Construction and Quality Evaluation of Heterogeneous Hierarchical Topic Models
This work addresses the challenge of building and evaluating hierarchical topic models for mixed data sources, representing an incremental improvement in topic modeling methodology.
The authors tackled the problem of constructing hierarchical topic models for heterogeneous data sources by proposing a representation as flat layers with edges, introducing quality measures for edges, and developing a heterogeneous algorithm that outperforms baseline approaches while preserving original model structures.

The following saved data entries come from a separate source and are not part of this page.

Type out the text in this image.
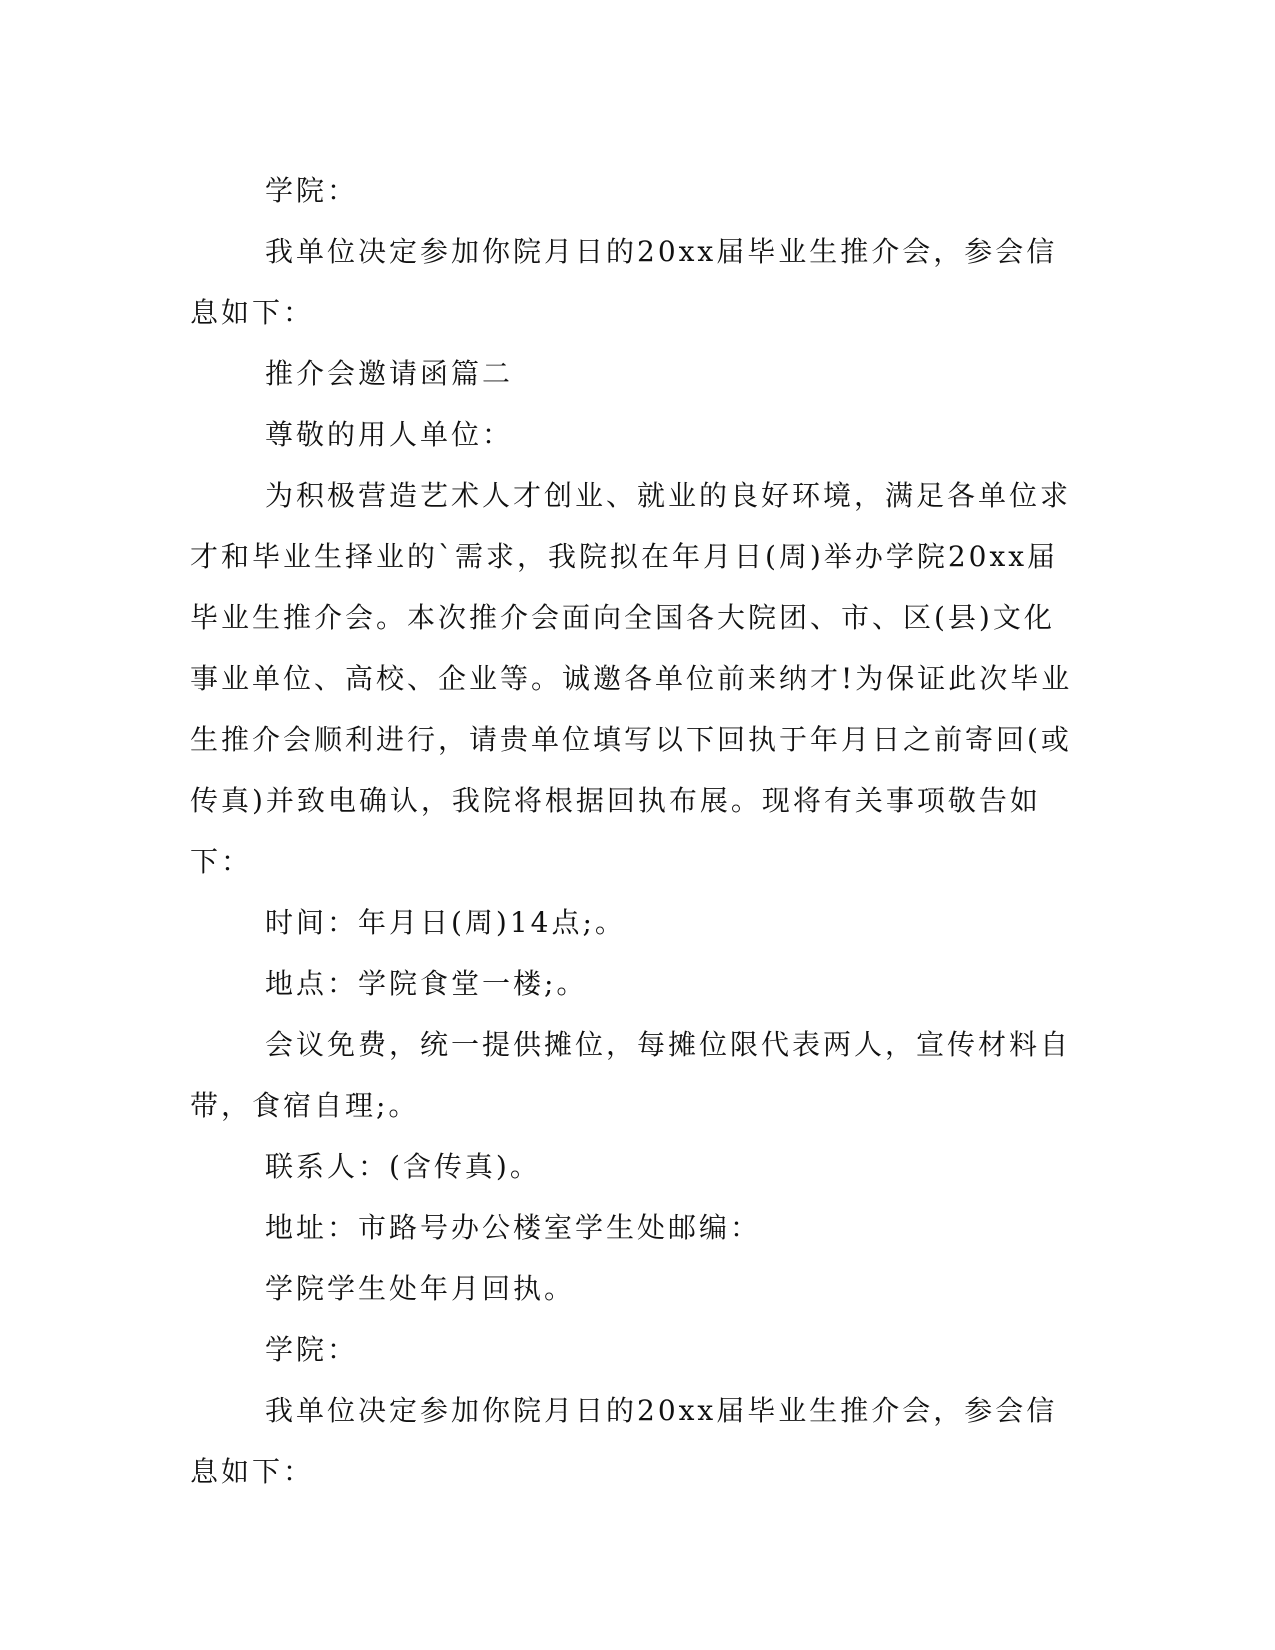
学院：

我单位决定参加你院月日的20xx届毕业生推介会，参会信息如下：

推介会邀请函篇二

尊敬的用人单位：

为积极营造艺术人才创业、就业的良好环境，满足各单位求才和毕业生择业的`需求，我院拟在年月日(周)举办学院20xx届毕业生推介会。本次推介会面向全国各大院团、市、区(县)文化事业单位、高校、企业等。诚邀各单位前来纳才!为保证此次毕业生推介会顺利进行，请贵单位填写以下回执于年月日之前寄回(或传真)并致电确认，我院将根据回执布展。现将有关事项敬告如下：

时间：年月日(周)14点;。

地点：学院食堂一楼;。

会议免费，统一提供摊位，每摊位限代表两人，宣传材料自带，食宿自理;。

联系人：(含传真)。

地址：市路号办公楼室学生处邮编：

学院学生处年月回执。

学院：

我单位决定参加你院月日的20xx届毕业生推介会，参会信息如下：
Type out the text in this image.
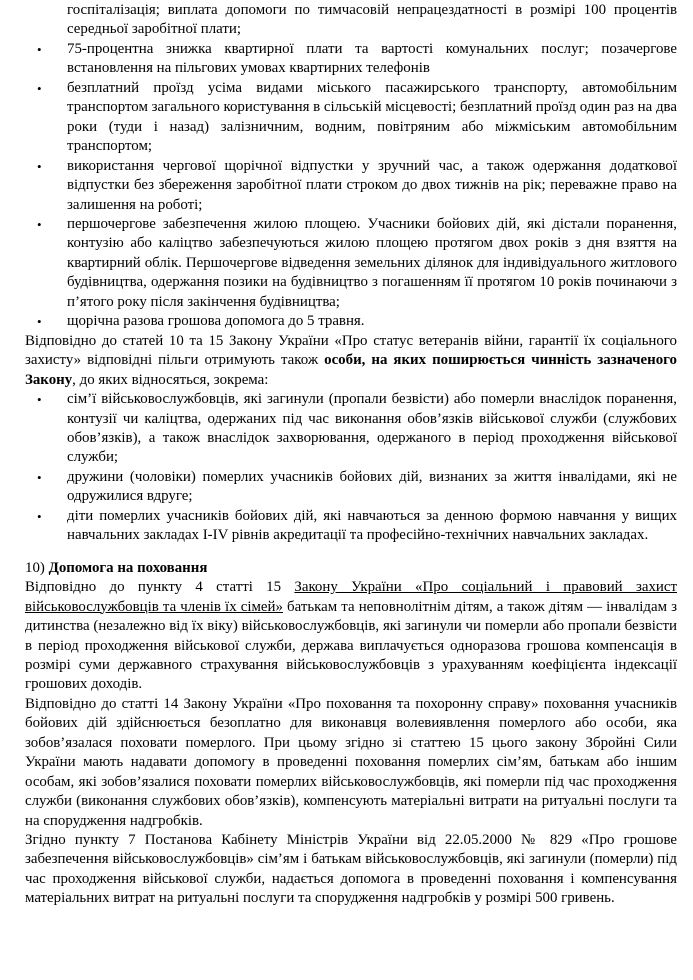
госпіталізація; виплата допомоги по тимчасовій непрацездатності в розмірі 100 процентів середньої заробітної плати;

• 75-процентна знижка квартирної плати та вартості комунальних послуг; позачергове встановлення на пільгових умовах квартирних телефонів
• безплатний проїзд усіма видами міського пасажирського транспорту, автомобільним транспортом загального користування в сільській місцевості; безплатний проїзд один раз на два роки (туди і назад) залізничним, водним, повітряним або міжміським автомобільним транспортом;
• використання чергової щорічної відпустки у зручний час, а також одержання додаткової відпустки без збереження заробітної плати строком до двох тижнів на рік; переважне право на залишення на роботі;
• першочергове забезпечення жилою площею. Учасники бойових дій, які дістали поранення, контузію або каліцтво забезпечуються жилою площею протягом двох років з дня взяття на квартирний облік. Першочергове відведення земельних ділянок для індивідуального житлового будівництва, одержання позики на будівництво з погашенням її протягом 10 років починаючи з п’ятого року після закінчення будівництва;
• щорічна разова грошова допомога до 5 травня.

Відповідно до статей 10 та 15 Закону України «Про статус ветеранів війни, гарантії їх соціального захисту» відповідні пільги отримують також особи, на яких поширюється чинність зазначеного Закону, до яких відносяться, зокрема:

• сім’ї військовослужбовців, які загинули (пропали безвісти) або померли внаслідок поранення, контузії чи каліцтва, одержаних під час виконання обов’язків військової служби (службових обов’язків), а також внаслідок захворювання, одержаного в період проходження військової служби;
• дружини (чоловіки) померлих учасників бойових дій, визнаних за життя інвалідами, які не одружилися вдруге;
• діти померлих учасників бойових дій, які навчаються за денною формою навчання у вищих навчальних закладах І-ІV рівнів акредитації та професійно-технічних навчальних закладах.

10) Допомога на поховання

Відповідно до пункту 4 статті 15 Закону України «Про соціальний і правовий захист військовослужбовців та членів їх сімей» батькам та неповнолітнім дітям, а також дітям — інвалідам з дитинства (незалежно від їх віку) військовослужбовців, які загинули чи померли або пропали безвісти в період проходження військової служби, держава виплачується одноразова грошова компенсація в розмірі суми державного страхування військовослужбовців з урахуванням коефіцієнта індексації грошових доходів.

Відповідно до статті 14 Закону України «Про поховання та похоронну справу» поховання учасників бойових дій здійснюється безоплатно для виконавця волевиявлення померлого або особи, яка зобов’язалася поховати померлого. При цьому згідно зі статтею 15 цього закону Збройні Сили України мають надавати допомогу в проведенні поховання померлих сім’ям, батькам або іншим особам, які зобов’язалися поховати померлих військовослужбовців, які померли під час проходження служби (виконання службових обов’язків), компенсують матеріальні витрати на ритуальні послуги та на спорудження надгробків.

Згідно пункту 7 Постанова Кабінету Міністрів України від 22.05.2000 № 829 «Про грошове забезпечення військовослужбовців» сім’ям і батькам військовослужбовців, які загинули (померли) під час проходження військової служби, надається допомога в проведенні поховання і компенсування матеріальних витрат на ритуальні послуги та спорудження надгробків у розмірі 500 гривень.
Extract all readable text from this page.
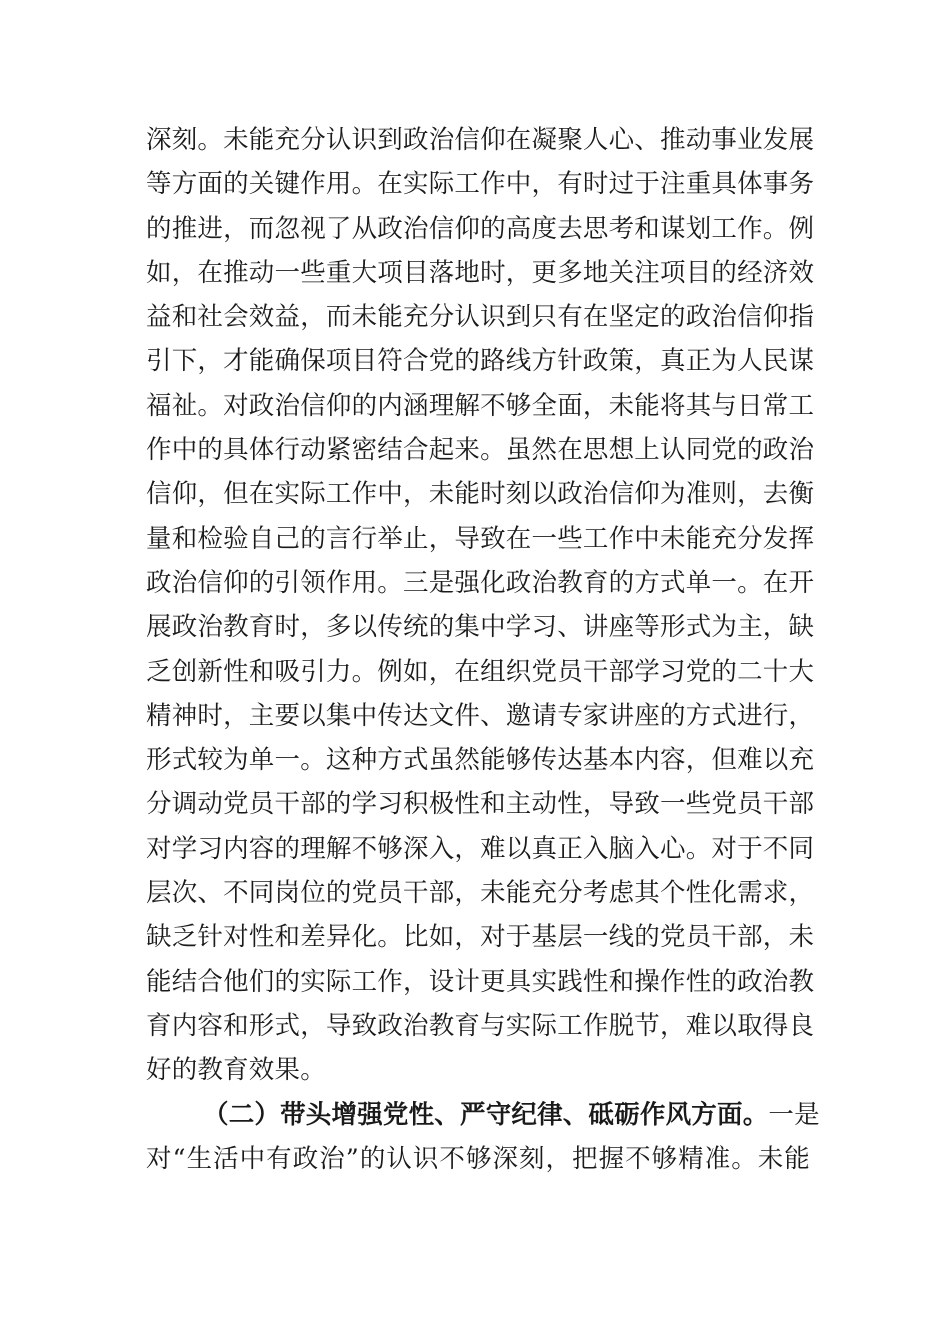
深刻。未能充分认识到政治信仰在凝聚人心、推动事业发展
等方面的关键作用。在实际工作中，有时过于注重具体事务
的推进，而忽视了从政治信仰的高度去思考和谋划工作。例
如，在推动一些重大项目落地时，更多地关注项目的经济效
益和社会效益，而未能充分认识到只有在坚定的政治信仰指
引下，才能确保项目符合党的路线方针政策，真正为人民谋
福祉。对政治信仰的内涵理解不够全面，未能将其与日常工
作中的具体行动紧密结合起来。虽然在思想上认同党的政治
信仰，但在实际工作中，未能时刻以政治信仰为准则，去衡
量和检验自己的言行举止，导致在一些工作中未能充分发挥
政治信仰的引领作用。三是强化政治教育的方式单一。在开
展政治教育时，多以传统的集中学习、讲座等形式为主，缺
乏创新性和吸引力。例如，在组织党员干部学习党的二十大
精神时，主要以集中传达文件、邀请专家讲座的方式进行，
形式较为单一。这种方式虽然能够传达基本内容，但难以充
分调动党员干部的学习积极性和主动性，导致一些党员干部
对学习内容的理解不够深入，难以真正入脑入心。对于不同
层次、不同岗位的党员干部，未能充分考虑其个性化需求，
缺乏针对性和差异化。比如，对于基层一线的党员干部，未
能结合他们的实际工作，设计更具实践性和操作性的政治教
育内容和形式，导致政治教育与实际工作脱节，难以取得良
好的教育效果。
（二）带头增强党性、严守纪律、砥砺作风方面。一是
对“生活中有政治”的认识不够深刻，把握不够精准。未能
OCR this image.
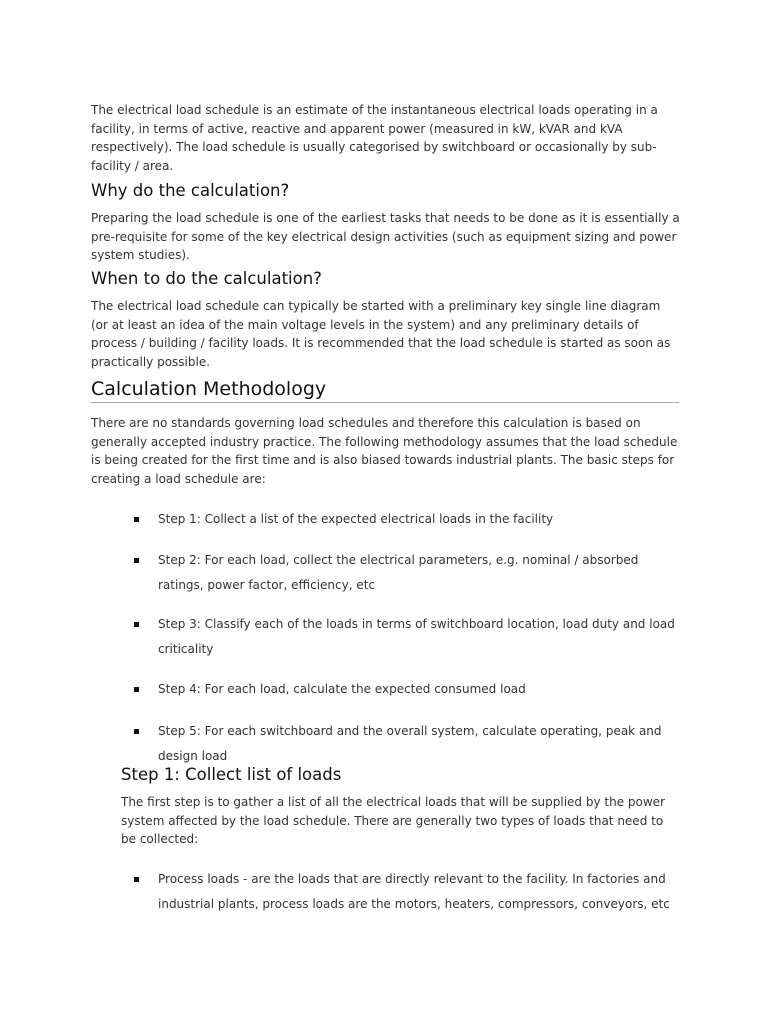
The electrical load schedule is an estimate of the instantaneous electrical loads operating in a facility, in terms of active, reactive and apparent power (measured in kW, kVAR and kVA respectively). The load schedule is usually categorised by switchboard or occasionally by sub-facility / area.

Why do the calculation?

Preparing the load schedule is one of the earliest tasks that needs to be done as it is essentially a pre-requisite for some of the key electrical design activities (such as equipment sizing and power system studies).

When to do the calculation?

The electrical load schedule can typically be started with a preliminary key single line diagram (or at least an idea of the main voltage levels in the system) and any preliminary details of process / building / facility loads. It is recommended that the load schedule is started as soon as practically possible.

Calculation Methodology

There are no standards governing load schedules and therefore this calculation is based on generally accepted industry practice. The following methodology assumes that the load schedule is being created for the first time and is also biased towards industrial plants. The basic steps for creating a load schedule are:

Step 1: Collect a list of the expected electrical loads in the facility

Step 2: For each load, collect the electrical parameters, e.g. nominal / absorbed ratings, power factor, efficiency, etc

Step 3: Classify each of the loads in terms of switchboard location, load duty and load criticality

Step 4: For each load, calculate the expected consumed load

Step 5: For each switchboard and the overall system, calculate operating, peak and design load

Step 1: Collect list of loads

The first step is to gather a list of all the electrical loads that will be supplied by the power system affected by the load schedule. There are generally two types of loads that need to be collected:

Process loads - are the loads that are directly relevant to the facility. In factories and industrial plants, process loads are the motors, heaters, compressors, conveyors, etc
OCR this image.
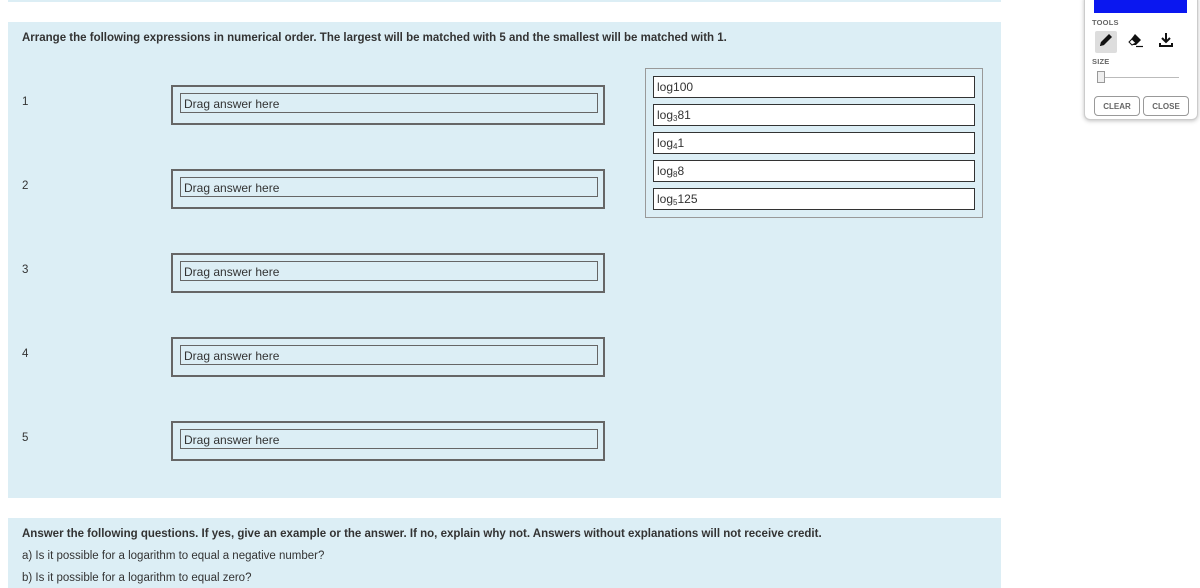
Arrange the following expressions in numerical order. The largest will be matched with 5 and the smallest will be matched with 1.
1	Drag answer here
2	Drag answer here
3	Drag answer here
4	Drag answer here
5	Drag answer here
log100
$\log_381$
$\log_41$
$\log_88$
$\log_5125$
Answer the following questions. If yes, give an example or the answer. If no, explain why not. Answers without explanations will not receive credit.
a) Is it possible for a logarithm to equal a negative number?
b) Is it possible for a logarithm to equal zero?
TOOLS
SIZE
CLEAR	CLOSE
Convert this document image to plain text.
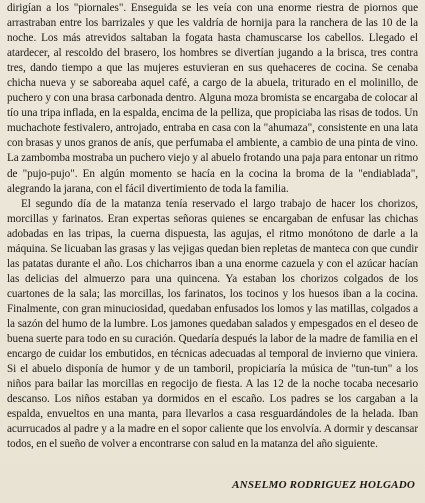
dirigían a los "piornales". Enseguida se les veía con una enorme riestra de piornos que arrastraban entre los barrizales y que les valdría de hornija para la ranchera de las 10 de la noche. Los más atrevidos saltaban la fogata hasta chamuscarse los cabellos. Llegado el atardecer, al rescoldo del brasero, los hombres se divertían jugando a la brisca, tres contra tres, dando tiempo a que las mujeres estuvieran en sus quehaceres de cocina. Se cenaba chicha nueva y se saboreaba aquel café, a cargo de la abuela, triturado en el molinillo, de puchero y con una brasa carbonada dentro. Alguna moza bromista se encargaba de colocar al tío una tripa inflada, en la espalda, encima de la pelliza, que propiciaba las risas de todos. Un muchachote festivalero, antrojado, entraba en casa con la "ahumaza", consistente en una lata con brasas y unos granos de anís, que perfumaba el ambiente, a cambio de una pinta de vino. La zambomba mostraba un puchero viejo y al abuelo frotando una paja para entonar un ritmo de "pujo-pujo". En algún momento se hacía en la cocina la broma de la "endiablada", alegrando la jarana, con el fácil divertimiento de toda la familia.

El segundo día de la matanza tenía reservado el largo trabajo de hacer los chorizos, morcillas y farinatos. Eran expertas señoras quienes se encargaban de enfusar las chichas adobadas en las tripas, la cuerna dispuesta, las agujas, el ritmo monótono de darle a la máquina. Se licuaban las grasas y las vejigas quedan bien repletas de manteca con que cundir las patatas durante el año. Los chicharros iban a una enorme cazuela y con el azúcar hacían las delicias del almuerzo para una quincena. Ya estaban los chorizos colgados de los cuartones de la sala; las morcillas, los farinatos, los tocinos y los huesos iban a la cocina. Finalmente, con gran minuciosidad, quedaban enfusados los lomos y las matillas, colgados a la sazón del humo de la lumbre. Los jamones quedaban salados y empesgados en el deseo de buena suerte para todo en su curación. Quedaría después la labor de la madre de familia en el encargo de cuidar los embutidos, en técnicas adecuadas al temporal de invierno que viniera. Si el abuelo disponía de humor y de un tamboril, propiciaría la música de "tun-tun" a los niños para bailar las morcillas en regocijo de fiesta. A las 12 de la noche tocaba necesario descanso. Los niños estaban ya dormidos en el escaño. Los padres se los cargaban a la espalda, envueltos en una manta, para llevarlos a casa resguardándoles de la helada. Iban acurrucados al padre y a la madre en el sopor caliente que los envolvía. A dormir y descansar todos, en el sueño de volver a encontrarse con salud en la matanza del año siguiente.

ANSELMO RODRIGUEZ HOLGADO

In our work, we propose to represent HTM as a set of flat models, or layers, and a set of topical hierarchies, or edges. We suggest several quality measures for edges of hierarchical models, resembling those proposed for flat models. We conduct an assessment experimentation and show strong correlation between the proposed measures and human judgement on topical edge quality. We also introduce heterogeneous algorithm to build hierarchical topic models for heterogeneous data sources. We show how making certain adjustments to learning process helps to retain original structure of customized models while allowing for slight coherent modifications for new documents. We evaluate this approach using the proposed measures and show that the proposed heterogeneous algorithm significantly outperforms the baseline concat approach. Finally, we implement our own ESE called Rysearch, which demonstrates the potential of ARTM approach for visualizing large heterogeneous document collections.